You’re only 24! It’s cool.

Also, not knowing what city you should live in is a HUGE advantage! Mobility is highly correlated with financial and career advancement. You can compete in a way that older people with mortgages and mushy feelings about their hometowns cannot.

So:

It wasn’t clear here whether “gave up a pretty good opportunity” means you had the job and quit, or you were offered the job but didn’t take it.

Either way, whoever offered you the job still exists, right? And presumably you didn’t leave town with, “Screw this job and all of you, I’ve got a hot body waiting for me in Saskatchewan!”

Contact this Boss Person and say you (as he/she may already know) recently spent a year in your hometown for “personal/family reasons” (see, that kind of makes it sound like your parent was sick or something, but without actually lying), but now you’re very enthusiastic to get back into home staging and you’re willing to move anywhere. If he/she has a job for you, of course you’d be very interested in pitching yourself for it. If not, you’d be grateful for any advice, and especially for introductions to anyone else who might be hiring, in any city.

It’s perfectly likely that Boss Person may not need you, and may not want to refer you to a competitor, but may know home stagers in other parts of the country he/she wouldn’t mind introducing you to. There are conventions for this, right?

Also try to make a list of people you can send similar emails to. Anyone else you interviewed with, trained with, etc.?

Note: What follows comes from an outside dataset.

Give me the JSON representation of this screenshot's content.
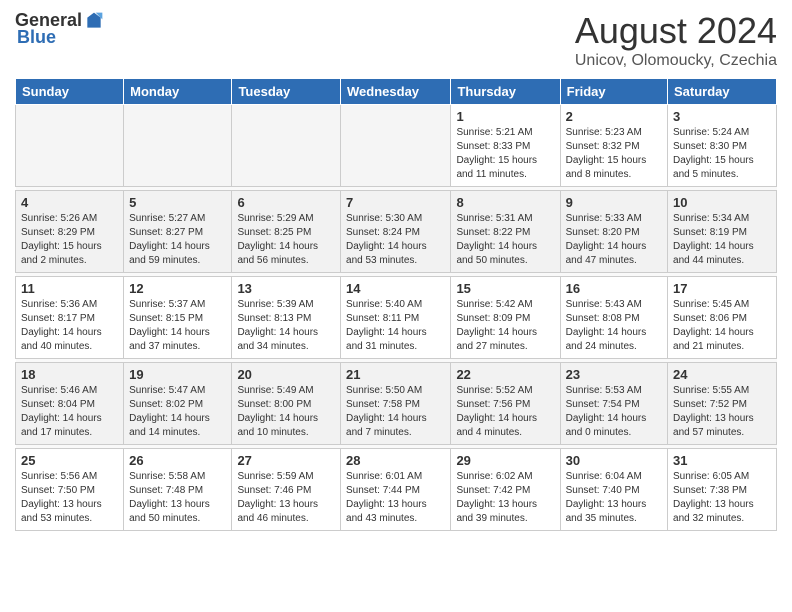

Then, develop another email to send to perfect strangers. Don’t mass-email anybody. Research people, read their work, etc., and send well-crafted, individual emails to people you’d like to work for or who could give you advice. If it takes you a week to write each email, fine. When sending this kind of email to a stranger, make it easy for the person to read and reply quickly — for instance, by asking a yes or no question, or some other question the person can answer easily.

Then, while you’re trying to get a new job in your field, well — can’t you do some home staging on your own?

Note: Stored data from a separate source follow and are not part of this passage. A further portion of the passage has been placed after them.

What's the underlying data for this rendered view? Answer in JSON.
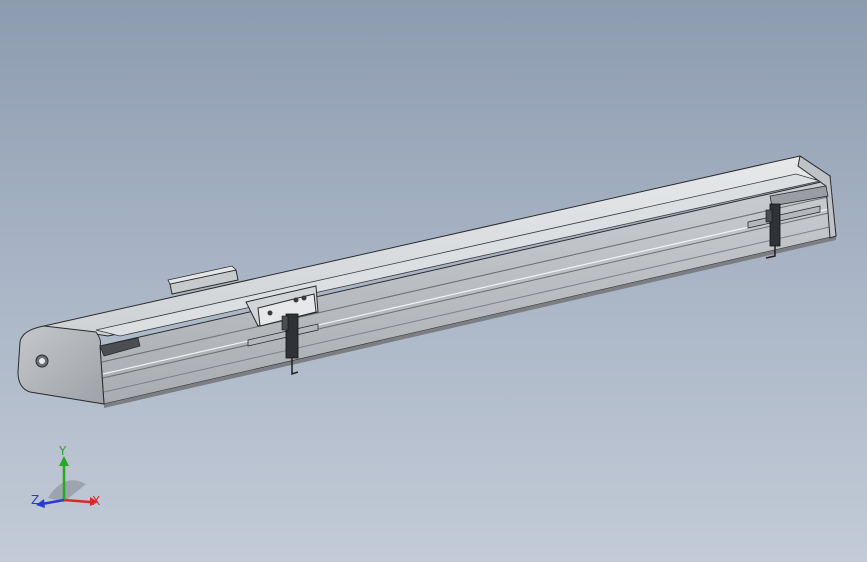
{
  "viewport": {
    "background_top": "#8d9bb0",
    "background_bottom": "#c2cbd7"
  },
  "model": {
    "name_icon": "linear-actuator-assembly",
    "body_color": "#d6d8da",
    "edge_color": "#2b2b2b",
    "shadow_color": "#8e9296"
  },
  "triad": {
    "x_label": "X",
    "y_label": "Y",
    "z_label": "Z",
    "x_color": "#d42a2a",
    "y_color": "#2aa52a",
    "z_color": "#2a3bd4"
  }
}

If doing home staging jobs on your own is impractical for some reason, pick a niche. How about just bedrooms or kitchens? How about you focus on helping people make their own homes look good on a tight budget? Help a few people for cheap or for free. (Don’t do any work for free unless you’re sure the person will be easy to work with, the house in the end can look photo-perfect, and you have permission to use all of the photos, anywhere, forever. It’s sometimes a good idea to always charge a little something, just so people have some skin in the game — for instance, “I’m doing a few jobs free of charge for the month of September, but I do ask you to cover my gas money.”)

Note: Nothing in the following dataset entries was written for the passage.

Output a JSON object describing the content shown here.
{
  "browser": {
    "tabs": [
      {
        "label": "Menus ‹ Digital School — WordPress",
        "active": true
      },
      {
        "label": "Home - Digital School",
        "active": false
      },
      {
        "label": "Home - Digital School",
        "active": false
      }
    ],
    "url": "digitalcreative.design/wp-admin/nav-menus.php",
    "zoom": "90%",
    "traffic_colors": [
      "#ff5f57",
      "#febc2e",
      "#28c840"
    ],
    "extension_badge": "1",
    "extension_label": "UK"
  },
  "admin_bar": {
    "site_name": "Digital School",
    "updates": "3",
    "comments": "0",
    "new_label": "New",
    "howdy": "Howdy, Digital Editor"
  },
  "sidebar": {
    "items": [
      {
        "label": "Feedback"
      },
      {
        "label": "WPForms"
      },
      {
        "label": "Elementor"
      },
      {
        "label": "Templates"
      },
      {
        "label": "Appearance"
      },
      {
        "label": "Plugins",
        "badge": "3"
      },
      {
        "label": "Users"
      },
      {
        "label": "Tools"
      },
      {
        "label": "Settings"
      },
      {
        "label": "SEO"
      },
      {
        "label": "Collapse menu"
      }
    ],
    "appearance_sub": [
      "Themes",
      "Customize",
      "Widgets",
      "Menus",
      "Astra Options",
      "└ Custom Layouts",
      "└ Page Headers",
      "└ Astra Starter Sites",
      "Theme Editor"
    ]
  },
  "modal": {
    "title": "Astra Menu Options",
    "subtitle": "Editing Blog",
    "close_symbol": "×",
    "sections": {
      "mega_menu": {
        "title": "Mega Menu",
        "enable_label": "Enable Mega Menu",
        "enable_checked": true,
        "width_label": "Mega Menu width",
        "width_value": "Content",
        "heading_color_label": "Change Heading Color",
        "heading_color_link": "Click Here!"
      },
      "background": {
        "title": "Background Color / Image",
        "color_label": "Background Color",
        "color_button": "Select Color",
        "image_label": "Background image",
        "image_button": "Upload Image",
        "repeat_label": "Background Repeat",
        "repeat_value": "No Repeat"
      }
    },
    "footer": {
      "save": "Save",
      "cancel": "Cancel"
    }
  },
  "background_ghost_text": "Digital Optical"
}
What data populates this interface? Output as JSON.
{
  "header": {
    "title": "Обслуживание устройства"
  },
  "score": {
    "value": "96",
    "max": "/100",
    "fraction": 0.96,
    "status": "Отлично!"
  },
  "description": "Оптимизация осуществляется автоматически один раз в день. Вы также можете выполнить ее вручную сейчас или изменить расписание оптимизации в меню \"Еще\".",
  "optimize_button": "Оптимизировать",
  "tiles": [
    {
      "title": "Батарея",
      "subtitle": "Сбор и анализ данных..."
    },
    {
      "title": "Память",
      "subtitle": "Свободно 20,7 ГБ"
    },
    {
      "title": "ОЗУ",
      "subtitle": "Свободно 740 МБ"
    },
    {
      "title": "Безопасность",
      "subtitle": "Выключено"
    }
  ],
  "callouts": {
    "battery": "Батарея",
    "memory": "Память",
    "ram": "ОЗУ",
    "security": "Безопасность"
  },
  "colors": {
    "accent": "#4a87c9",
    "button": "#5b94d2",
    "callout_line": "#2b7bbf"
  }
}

Use some of the money from this stable full-time job you have now to hire an incredible professional photographer with experience photographing interiors. Do not scrimp on that. And make a blog. WITH AMAZING BEFORE AND AFTER PICTURES of your home staging work. Again, if you can’t do everything, just do one thing really well. Rugs! Everything is different with rugs! Whatever. Find a niche.

Either this effort will:
– Market you for your dream job
– Turn into its own thriving, awesome business
or
– Get you a book deal, like this lady.

Finally: hardly anybody at 24 has it all together. Almost everyone has debt. You have a lot of advantages: a stable job you can take advantage right now while working on the next thing, a completed degree, knowing what you want to do, the emotional wherewithal to get up and move someplace, and a lack of loser boyfriends!

OK, go do those things!

Also, next time you’re thinking of moving or giving up opportunities for a guy, ask this question: Am I doing this because I feel needy and would be miserable having to detach myself, or am I doing it because it’s an opportunity for the life I want? It it feels like compulsion and not opportunity, don’t do it.

But don’t beat yourself up about this one. Moving on!